Reality Bytes in The Escapist Issue 215
This week in The Escapist, Issue 215, “Reality Bytes.” The focus of this week’s issue is on When video games and the real world collide and the off after affects that are interesting and oftetimes odd.
Robert Yang writes about the game-like OKCupid dating service in “Grinding the Dating Scene“; Robert Buerkle examines the truth and realism in MMO’s in his article The Truthiness of Simulation; Kate McKiernan looks at the importance of using games to exercise free speech and whether or not Virtual Jihadi crosses the line in “Cease Fire: A Look at Virtual Jihadi“; and Haasim Mahanaim talks about advances in CGI and what happens when technology finally crosses that barrier into the real in “Attack of the Uncanny Valley.”
This and much more can be found in Issue 215 of The Escapist.
ESA vs. the Chicago Transit Authority
The Entertainment Software Association (ESA) has filed a lawsuit against the Chicago Transit Authority (CTA), challenging the CTA’s prohibition on certain computer and video game advertisements as a violation of the guarantees of free speech under the First Amendment to the United States Constitution.

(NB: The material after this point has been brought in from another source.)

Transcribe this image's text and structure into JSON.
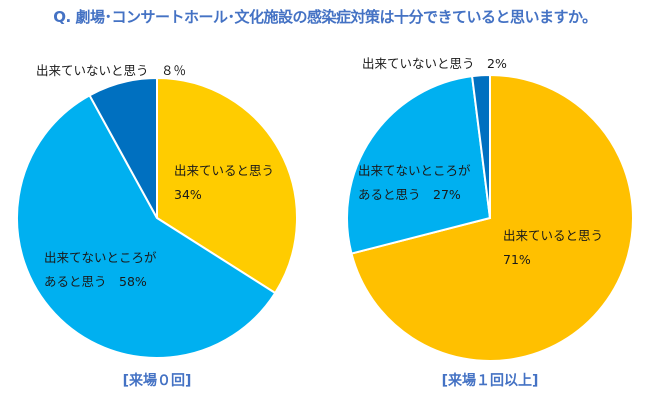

The complaint, filed in the U.S. District Court for the Northern District of Illinois, alleges that the CTA is unfairly targeting the entertainment software industry by enacting an ordinance that selectively bans advertisements of computer and video games rated “Mature 17+” (M) or “Adults Only 18+” (AO).

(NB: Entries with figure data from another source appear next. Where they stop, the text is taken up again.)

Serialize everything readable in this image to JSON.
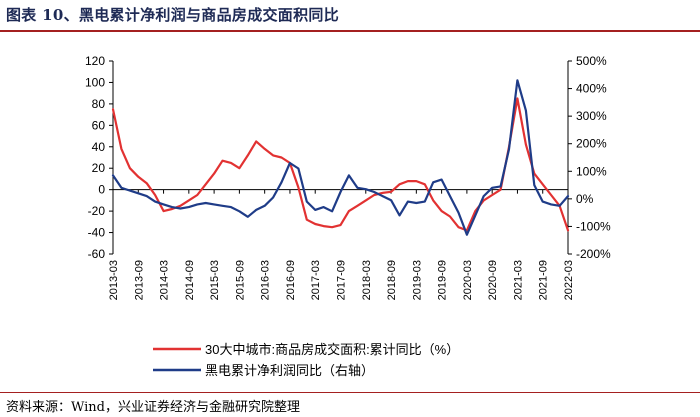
{
  "figure": {
    "title": "图表 10、黑电累计净利润与商品房成交面积同比",
    "source": "资料来源：Wind，兴业证券经济与金融研究院整理"
  },
  "colors": {
    "red": "#e23232",
    "navy": "#1f3c88"
  },
  "chart_data": {
    "type": "line",
    "x_tick_labels": [
      "2013-03",
      "2013-09",
      "2014-03",
      "2014-09",
      "2015-03",
      "2015-09",
      "2016-03",
      "2016-09",
      "2017-03",
      "2017-09",
      "2018-03",
      "2018-09",
      "2019-03",
      "2019-09",
      "2020-03",
      "2020-09",
      "2021-03",
      "2021-09",
      "2022-03"
    ],
    "left_axis": {
      "ylim": [
        -60,
        120
      ],
      "ticks": [
        -60,
        -40,
        -20,
        0,
        20,
        40,
        60,
        80,
        100,
        120
      ]
    },
    "right_axis": {
      "ylim": [
        -200,
        500
      ],
      "ticks": [
        "-200%",
        "-100%",
        "0%",
        "100%",
        "200%",
        "300%",
        "400%",
        "500%"
      ]
    },
    "x": [
      "2013-03",
      "2013-05",
      "2013-07",
      "2013-09",
      "2013-11",
      "2014-01",
      "2014-03",
      "2014-05",
      "2014-07",
      "2014-09",
      "2014-11",
      "2015-01",
      "2015-03",
      "2015-05",
      "2015-07",
      "2015-09",
      "2015-11",
      "2016-01",
      "2016-03",
      "2016-05",
      "2016-07",
      "2016-09",
      "2016-11",
      "2017-01",
      "2017-03",
      "2017-05",
      "2017-07",
      "2017-09",
      "2017-11",
      "2018-01",
      "2018-03",
      "2018-05",
      "2018-07",
      "2018-09",
      "2018-11",
      "2019-01",
      "2019-03",
      "2019-05",
      "2019-07",
      "2019-09",
      "2019-11",
      "2020-01",
      "2020-03",
      "2020-05",
      "2020-07",
      "2020-09",
      "2020-11",
      "2021-01",
      "2021-03",
      "2021-05",
      "2021-07",
      "2021-09",
      "2021-11",
      "2022-01",
      "2022-03"
    ],
    "series": [
      {
        "name": "30大中城市:商品房成交面积:累计同比（%）",
        "axis": "left",
        "color": "#e23232",
        "values": [
          75,
          38,
          20,
          12,
          6,
          -5,
          -20,
          -18,
          -15,
          -10,
          -5,
          5,
          15,
          27,
          25,
          20,
          32,
          45,
          38,
          32,
          30,
          25,
          2,
          -28,
          -32,
          -34,
          -35,
          -33,
          -20,
          -15,
          -10,
          -5,
          -3,
          -2,
          5,
          8,
          8,
          5,
          -10,
          -20,
          -25,
          -35,
          -38,
          -20,
          -10,
          -5,
          0,
          40,
          85,
          42,
          15,
          5,
          -5,
          -15,
          -38
        ]
      },
      {
        "name": "黑电累计净利润同比（右轴）",
        "axis": "right",
        "color": "#1f3c88",
        "values": [
          85,
          40,
          30,
          20,
          10,
          -10,
          -20,
          -30,
          -35,
          -30,
          -20,
          -15,
          -20,
          -25,
          -30,
          -45,
          -65,
          -40,
          -25,
          5,
          60,
          130,
          110,
          -10,
          -40,
          -30,
          -45,
          25,
          85,
          40,
          35,
          25,
          10,
          -5,
          -60,
          -10,
          -15,
          -10,
          60,
          70,
          10,
          -50,
          -130,
          -60,
          10,
          40,
          45,
          180,
          430,
          320,
          50,
          -10,
          -20,
          -25,
          10
        ]
      }
    ]
  }
}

In January of this year, the CTA enacted Ordinance 008-147, prohibiting any advertisement that “markets or identifies a video or computer game rated “Mature 17+” (M) or “Adults Only 18+” (AO).” The ESA’s suit contends that this new ordinance is unconstitutional and restricts speech in a public forum that is otherwise open to all speakers without a compelling interest for doing so. In addition, the complaint argues that the ordinance discriminates on the basis of viewpoint and ignores less restrictive means of achieving the supposed ends of the ordinance.